Good programming practice is to write both constructors and the clone method. These methods should call the inherited classes constructor/clone method first. This can be achieved by using the parent keyword as shown in this example:

class AnObject
{
  private static $instances = 0;
  private $instance;

  public function __construct()
  {
    echo "Sub object constructed.\n";
    $this->instance = ++self::$instances;
  }

  public function __clone()
  {
    echo "Sub object cloned.\n";
    $this->instance = ++self::$instances;
  }
}

class SubClass
{
  private $subClassObj1;
  private $subClassObj2;

  public function __construct()
  {
    $this->subClassObj1 = new AnObject();
    $this->subClassObj2 = new AnObject();
    echo "Sub class constructed.\n";
  }

  public function __clone()
  {
    $this->subClassObj1 = clone $this->subClassObj1;
    echo "Sub class cloned.\n";
  }
}

class MyCloneable extends SubClass
{
  private $myCloneable1;
  private $myCloneable2;

  public function __construct()
  {
    parent::__construct();
    $this->myCloneable1 = new AnObject();
    $this->myCloneable2 = new AnObject();
    echo "MyCloneable constructed.\n";
  }

  public function __clone()
  {
    parent::__clone();
    $this->myCloneable1 = clone $this->myCloneable1;
    echo "MyCloneable cloned.\n";
  }
}

$obj = new MyCloneable();
echo "\nOriginal\n\n";
print_r($obj);
$obj = clone $obj;
echo "\nCloned\n\n";
print_r($obj);

Polymorphism (Abstract classes/Interfaces)

Polymorphism is when two or more classes implement the same function(s) so that they provide the same interface. PHP overcomes the diamond problem by not allowing multiple inheritance and only allowing the implementation of multiple interfaces.

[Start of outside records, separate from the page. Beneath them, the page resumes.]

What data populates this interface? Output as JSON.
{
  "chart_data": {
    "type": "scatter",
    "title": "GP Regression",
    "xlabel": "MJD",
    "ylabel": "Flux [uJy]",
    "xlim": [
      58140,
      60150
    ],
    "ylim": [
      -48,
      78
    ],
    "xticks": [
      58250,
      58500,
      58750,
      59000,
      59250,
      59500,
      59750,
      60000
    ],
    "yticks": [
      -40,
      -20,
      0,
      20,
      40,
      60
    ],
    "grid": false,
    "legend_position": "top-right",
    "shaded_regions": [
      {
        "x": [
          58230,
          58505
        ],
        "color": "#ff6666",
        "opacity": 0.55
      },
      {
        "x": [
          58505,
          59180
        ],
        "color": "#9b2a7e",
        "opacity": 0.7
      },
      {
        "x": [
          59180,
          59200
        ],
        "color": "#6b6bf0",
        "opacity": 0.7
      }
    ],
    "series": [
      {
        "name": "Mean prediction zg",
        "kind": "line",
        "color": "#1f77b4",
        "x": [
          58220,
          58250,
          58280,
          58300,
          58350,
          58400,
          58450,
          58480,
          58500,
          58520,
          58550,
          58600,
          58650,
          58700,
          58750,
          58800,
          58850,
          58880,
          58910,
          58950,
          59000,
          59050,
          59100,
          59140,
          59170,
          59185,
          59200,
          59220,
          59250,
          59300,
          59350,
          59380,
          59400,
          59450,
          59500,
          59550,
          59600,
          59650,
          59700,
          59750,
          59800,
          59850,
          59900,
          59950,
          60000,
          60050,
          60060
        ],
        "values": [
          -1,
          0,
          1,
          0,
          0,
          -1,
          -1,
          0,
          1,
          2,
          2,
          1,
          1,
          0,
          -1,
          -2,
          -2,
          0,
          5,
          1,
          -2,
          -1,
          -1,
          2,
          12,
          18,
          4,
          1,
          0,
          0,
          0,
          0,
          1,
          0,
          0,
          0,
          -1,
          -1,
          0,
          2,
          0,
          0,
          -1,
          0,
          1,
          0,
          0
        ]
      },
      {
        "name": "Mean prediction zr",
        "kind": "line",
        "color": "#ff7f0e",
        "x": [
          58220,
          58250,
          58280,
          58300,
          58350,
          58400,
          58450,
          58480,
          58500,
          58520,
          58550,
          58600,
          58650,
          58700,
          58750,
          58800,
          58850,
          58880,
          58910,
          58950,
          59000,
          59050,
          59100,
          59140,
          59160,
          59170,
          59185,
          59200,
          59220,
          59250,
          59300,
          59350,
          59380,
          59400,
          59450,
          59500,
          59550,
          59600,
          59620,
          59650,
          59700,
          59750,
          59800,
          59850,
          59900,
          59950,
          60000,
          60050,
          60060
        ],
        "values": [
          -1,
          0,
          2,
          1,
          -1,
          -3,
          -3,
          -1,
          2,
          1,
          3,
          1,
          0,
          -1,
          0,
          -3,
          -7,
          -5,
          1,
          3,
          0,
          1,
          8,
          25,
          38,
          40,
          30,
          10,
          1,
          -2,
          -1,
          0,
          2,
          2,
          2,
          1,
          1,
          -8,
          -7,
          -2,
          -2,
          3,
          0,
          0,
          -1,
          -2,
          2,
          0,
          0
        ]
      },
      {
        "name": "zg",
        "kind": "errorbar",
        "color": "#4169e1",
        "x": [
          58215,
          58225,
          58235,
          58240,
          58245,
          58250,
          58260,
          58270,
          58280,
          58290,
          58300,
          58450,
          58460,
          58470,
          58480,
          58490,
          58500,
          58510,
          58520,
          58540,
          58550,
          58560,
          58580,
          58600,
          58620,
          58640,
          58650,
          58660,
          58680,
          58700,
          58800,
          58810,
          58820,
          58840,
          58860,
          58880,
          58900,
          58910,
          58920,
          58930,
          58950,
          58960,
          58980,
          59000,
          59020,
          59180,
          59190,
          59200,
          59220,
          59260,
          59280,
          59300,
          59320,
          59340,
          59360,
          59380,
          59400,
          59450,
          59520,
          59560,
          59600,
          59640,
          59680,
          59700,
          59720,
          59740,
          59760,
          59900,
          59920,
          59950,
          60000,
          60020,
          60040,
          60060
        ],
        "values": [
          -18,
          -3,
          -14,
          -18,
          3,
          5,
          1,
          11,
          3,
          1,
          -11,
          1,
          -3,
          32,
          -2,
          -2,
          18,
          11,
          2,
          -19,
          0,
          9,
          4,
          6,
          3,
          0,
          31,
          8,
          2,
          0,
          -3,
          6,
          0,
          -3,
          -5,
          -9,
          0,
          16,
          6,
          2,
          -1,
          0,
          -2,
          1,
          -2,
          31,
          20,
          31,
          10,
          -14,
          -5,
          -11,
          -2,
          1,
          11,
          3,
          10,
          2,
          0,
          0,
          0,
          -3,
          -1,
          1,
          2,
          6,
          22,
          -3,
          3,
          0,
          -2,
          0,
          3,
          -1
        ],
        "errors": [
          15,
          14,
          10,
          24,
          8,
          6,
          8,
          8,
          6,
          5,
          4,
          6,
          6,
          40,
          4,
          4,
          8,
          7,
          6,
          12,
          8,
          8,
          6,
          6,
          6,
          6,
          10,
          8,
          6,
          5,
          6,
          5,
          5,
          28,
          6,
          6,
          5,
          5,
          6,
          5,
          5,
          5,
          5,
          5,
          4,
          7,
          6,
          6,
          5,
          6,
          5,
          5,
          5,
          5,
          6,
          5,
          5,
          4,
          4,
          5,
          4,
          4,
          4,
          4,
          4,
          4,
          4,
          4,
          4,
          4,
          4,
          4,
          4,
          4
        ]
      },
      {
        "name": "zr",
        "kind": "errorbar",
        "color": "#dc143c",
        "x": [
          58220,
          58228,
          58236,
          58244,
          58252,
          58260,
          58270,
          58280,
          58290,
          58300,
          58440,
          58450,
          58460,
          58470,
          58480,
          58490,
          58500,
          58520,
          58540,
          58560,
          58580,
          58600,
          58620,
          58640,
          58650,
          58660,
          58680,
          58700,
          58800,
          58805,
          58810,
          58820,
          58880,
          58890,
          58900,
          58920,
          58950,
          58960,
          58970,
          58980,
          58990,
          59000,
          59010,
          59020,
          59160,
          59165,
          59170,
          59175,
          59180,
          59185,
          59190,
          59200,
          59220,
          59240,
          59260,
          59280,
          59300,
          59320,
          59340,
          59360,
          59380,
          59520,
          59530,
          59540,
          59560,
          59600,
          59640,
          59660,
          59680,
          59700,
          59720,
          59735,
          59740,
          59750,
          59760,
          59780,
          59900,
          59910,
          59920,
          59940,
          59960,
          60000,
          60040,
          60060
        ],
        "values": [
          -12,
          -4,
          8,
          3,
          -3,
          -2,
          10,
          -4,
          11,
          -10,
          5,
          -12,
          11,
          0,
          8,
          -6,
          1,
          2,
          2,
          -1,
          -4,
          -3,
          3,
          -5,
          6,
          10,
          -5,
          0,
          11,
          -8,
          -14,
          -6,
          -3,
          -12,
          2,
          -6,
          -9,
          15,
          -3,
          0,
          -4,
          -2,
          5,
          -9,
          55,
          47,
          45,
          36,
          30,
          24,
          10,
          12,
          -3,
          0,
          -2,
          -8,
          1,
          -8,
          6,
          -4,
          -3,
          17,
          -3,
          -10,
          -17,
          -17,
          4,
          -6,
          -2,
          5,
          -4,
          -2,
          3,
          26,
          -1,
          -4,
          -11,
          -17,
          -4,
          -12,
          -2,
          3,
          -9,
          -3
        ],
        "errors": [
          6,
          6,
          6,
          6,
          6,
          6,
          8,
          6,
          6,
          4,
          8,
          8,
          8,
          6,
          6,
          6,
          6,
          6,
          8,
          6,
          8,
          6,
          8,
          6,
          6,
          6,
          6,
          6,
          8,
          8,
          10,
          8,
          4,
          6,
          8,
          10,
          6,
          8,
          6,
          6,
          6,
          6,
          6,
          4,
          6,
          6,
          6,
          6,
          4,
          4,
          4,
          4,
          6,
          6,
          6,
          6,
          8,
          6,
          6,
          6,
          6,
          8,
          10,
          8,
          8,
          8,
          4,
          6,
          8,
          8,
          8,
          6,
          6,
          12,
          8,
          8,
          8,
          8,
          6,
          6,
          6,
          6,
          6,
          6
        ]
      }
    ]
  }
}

To implement polymorphism in PHP you have two choices to ensure that all the necessary functions are implemented and you can use the type declarations for the formal parameters:

  • Abstract classes - This will allow you to partially implement some of the class
  • Interfaces - This will enable a class to implement multiple interfaces

Below is examples of both methodologies to implement a cat and dog objects that have the two functions Name and Talk

Abstract classes

The code below shows how the scenario can be implemented using abstract classes. With this method it is possible to implement part of the class and also name variables. However you can only use one abstract class to produce further sub-classes:

abstract class Animal
{
  protected $name;
  public function Name() { return $this->name; }

  abstract function Talk();
}

class Cat extends Animal
{
  public function __construct($name) { $this->name = $name; }
  public function Talk() { return 'Meow'; }
}

class Dog extends Animal
{
  public function __construct($name) { $this->name = $name; }
  public function Talk() { return 'Woof'; }
}

Interfaces

With interfaces you can overcome the problem of only being able to implement one interface but with the penalty that the interface cannot implement any functionality.

The example below demonstrates how this is achieved in PHP

interface Animal
{
  public function Name();
  public function Talk();
}

class Cat implements Animal
{
  protected $name;
  public function __construct($name) { $this->name = $name; }

  public function Name() { return $this->name; }
  public function Talk() { return 'Meow'; }
}

class Dog implements Animal
{
  protected $name;
  public function __construct($name) { $this->name = $name; }

  public function Name() { return $this->name; }
  public function Talk() { return 'Woof'; }
}

Finally

It is a good idea to document your classes. I recommend Doxygen as it produces usable documentation taken from the comments in your code along with the structure of your class hierarchies.